The total depravity of man is a doctrine that was made up by the first Protestants. No early Christians talked about men being totally depraved.
Quite so. No one needs to read Genesis to know that people sin all the time. But why is that?Any adult human being is aware that people sin all the time. Or, we know what our fellow men are capable of.
Genesis tells us is that God did not create our first parents as sinners. Sin entered the world because our first parents freely chose to be willfully disobedient to God. Because of that choice for disobedience, all of mankind suffers effects from our first parent’s original sin, and one of those effects is that people now sin all the time.
The doctrine of original sin is states that the sinfulness of man is the fault of man, not God. It was not God’s will for Adam and Eve to be disobedient, their choice for sinful disobedience was entirely theirs, and because of their bad choice, all humans now suffer.
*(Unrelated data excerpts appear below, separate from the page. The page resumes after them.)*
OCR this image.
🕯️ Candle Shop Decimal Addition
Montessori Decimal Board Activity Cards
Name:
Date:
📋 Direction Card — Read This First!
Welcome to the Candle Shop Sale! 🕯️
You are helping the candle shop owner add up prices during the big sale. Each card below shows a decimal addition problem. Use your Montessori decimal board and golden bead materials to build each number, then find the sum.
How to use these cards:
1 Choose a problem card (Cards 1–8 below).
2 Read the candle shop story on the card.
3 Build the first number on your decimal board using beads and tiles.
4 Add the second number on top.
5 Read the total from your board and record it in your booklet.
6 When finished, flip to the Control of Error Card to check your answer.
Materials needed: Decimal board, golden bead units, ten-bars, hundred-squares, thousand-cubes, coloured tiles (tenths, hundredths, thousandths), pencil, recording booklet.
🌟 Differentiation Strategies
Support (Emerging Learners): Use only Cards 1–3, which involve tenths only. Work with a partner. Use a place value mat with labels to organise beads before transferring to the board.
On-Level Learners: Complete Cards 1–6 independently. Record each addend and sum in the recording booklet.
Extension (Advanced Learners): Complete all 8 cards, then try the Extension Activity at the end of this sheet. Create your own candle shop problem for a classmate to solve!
To make an analogy, grandfather gives his son a large inheritance with the intention that his son and his grandchildren live happy lives. But the son becomes a wastrel and loses the inheritance on a dissipated life. The grandchildren suffer the consequences of their fathers’ bad choices, since they don’t receive the inheritance that their grandfather intended them to have. Grandfather’s intention was for his son’s family to be happy, but the son’s bad choices made the whole family miserable.
To complete the analogy, God intended for Adam and Eve to live happily in Paradise bringing forth children in Paradise. But Adam and Eve freely chose to be disobedient to God, and the consequences of their disobedience is that all of creation fell, and the entire physical world became subject to disease, death and decay.
The good news is that God will free creation from its bondage from decay when the children of God receive their glorified bodies at the resurrection of the dead. Catholics and Orthodox Jews certainly should not be divided over either the doctrine of original sin, or the restoration of creation at the resurrection of the dead, since Catholics received both these doctrines from the Jews.